Philosophical organization

The Caribbean Philosophical Association (CPA) is a philosophical organization founded in 2002 at the Center for Caribbean Thought at the University of the West Indies, in Mona, Jamaica. The founding members were George Belle, B. Anthony Bogues, Patrick Goodin, Lewis Gordon, Clevis Headley, Paget Henry, Nelson Maldonado-Torres, Charles Mills, and Supriya Nair. The association promotes the view that philosophy is the "rigorous theoretical reflection about fundamental problems faced by humanity", and that Caribbean philosophy in particular should be seen as "a transdisciplinary form of interrogation informed by scholarly knowledges as well as by practices and artistic expressions that elucidate fundamental questions that emerge in contexts of 'discovery,' conquest, racial, gender, and sexual domination, genocide, dependency, and exploitation as well as freedom, emancipation, and decolonization."

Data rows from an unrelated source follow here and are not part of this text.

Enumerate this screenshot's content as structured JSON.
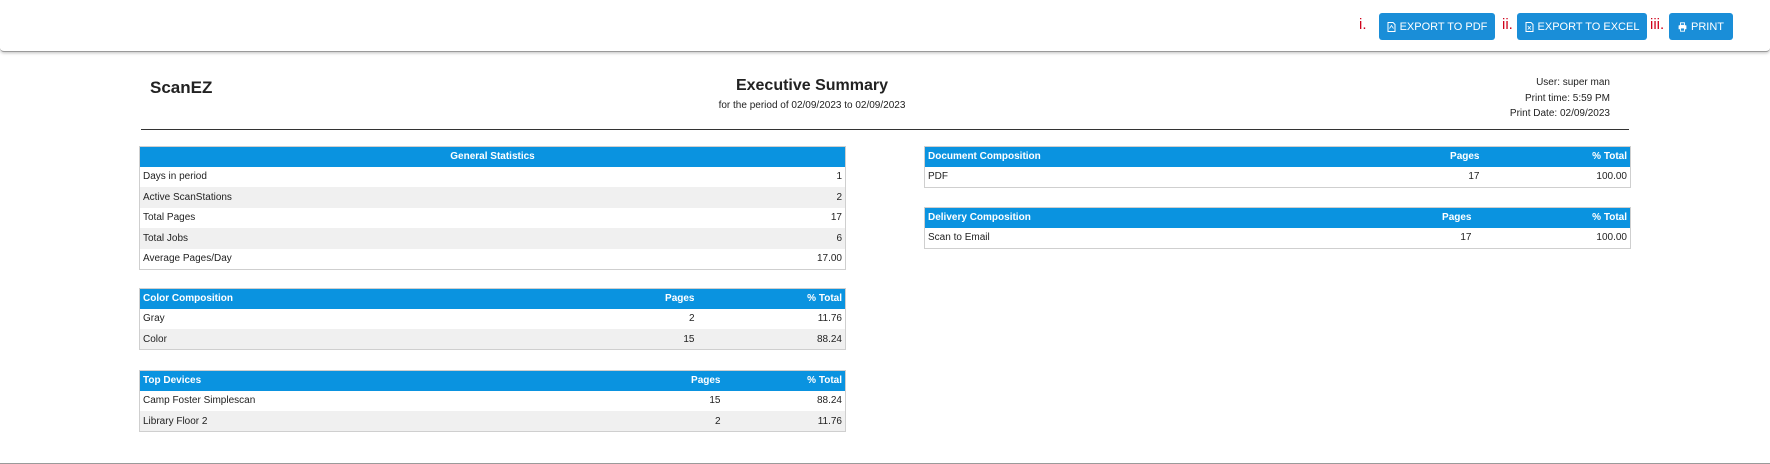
{
  "toolbar": {
    "markers": [
      "i.",
      "ii.",
      "iii."
    ],
    "export_pdf_label": "EXPORT TO PDF",
    "export_excel_label": "EXPORT TO EXCEL",
    "print_label": "PRINT",
    "accent_color": "#1a8ed8",
    "marker_color": "#d0021b"
  },
  "header": {
    "brand": "ScanEZ",
    "title": "Executive Summary",
    "subtitle": "for the period of 02/09/2023 to 02/09/2023",
    "user": "User: super man",
    "print_time": "Print time: 5:59 PM",
    "print_date": "Print Date: 02/09/2023"
  },
  "general_stats": {
    "header": "General Statistics",
    "rows": [
      {
        "label": "Days in period",
        "value": "1"
      },
      {
        "label": "Active ScanStations",
        "value": "2"
      },
      {
        "label": "Total Pages",
        "value": "17"
      },
      {
        "label": "Total Jobs",
        "value": "6"
      },
      {
        "label": "Average Pages/Day",
        "value": "17.00"
      }
    ]
  },
  "color_composition": {
    "headers": [
      "Color Composition",
      "Pages",
      "% Total"
    ],
    "rows": [
      {
        "name": "Gray",
        "pages": "2",
        "pct": "11.76"
      },
      {
        "name": "Color",
        "pages": "15",
        "pct": "88.24"
      }
    ]
  },
  "top_devices": {
    "headers": [
      "Top Devices",
      "Pages",
      "% Total"
    ],
    "rows": [
      {
        "name": "Camp Foster Simplescan",
        "pages": "15",
        "pct": "88.24"
      },
      {
        "name": "Library Floor 2",
        "pages": "2",
        "pct": "11.76"
      }
    ]
  },
  "document_composition": {
    "headers": [
      "Document Composition",
      "Pages",
      "% Total"
    ],
    "rows": [
      {
        "name": "PDF",
        "pages": "17",
        "pct": "100.00"
      }
    ]
  },
  "delivery_composition": {
    "headers": [
      "Delivery Composition",
      "Pages",
      "% Total"
    ],
    "rows": [
      {
        "name": "Scan to Email",
        "pages": "17",
        "pct": "100.00"
      }
    ]
  },
  "colors": {
    "table_header_bg": "#0a93e0",
    "alt_row_bg": "#f0f0f0"
  }
}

The organization sponsors an annual meeting and offers prizes for work that furthers the decolonization and liberation of mankind. The CPA has awarded the Frantz Fanon Prize to Enrique Dussel, Walter Mignolo, Nigel Gibson and Berghahn Books. The Nicolás Guillén Lifetime Achievement Award has been given to Ngugi wa Thiong’o, Samuel R. Delany, George Lamming, Jamaica Kincaid, Hortense Spillers, and Conceição Evaristo. The Nicolás Guillén Book Awards for philosophical literature have been awarded to Gabriel García Márquez, Gordon Rohlehr, Jose F. Buscaglia-Salgado , Supriya Nair, Frieda Ekotto, Bénédicte Boisseron, Víctor Fowler Calzada, LaRose Parris, Arturo Dávila-Sánchez, Jeremy Matthew Glick, Nadia V. Celis-Salgado, Lisa Lowe, Felwine Sarr, Rowan Ricardo Phillips, and Phillip Barron.

The CLR James Journal, established in 1990, is the official publication of the Caribbean Philosophical Association, and is "a peer-reviewed forum for the discussion of the work and legacy of Cyril Lionel Robert James, and the wider field of Caribbean ideas to which James was a major contributor."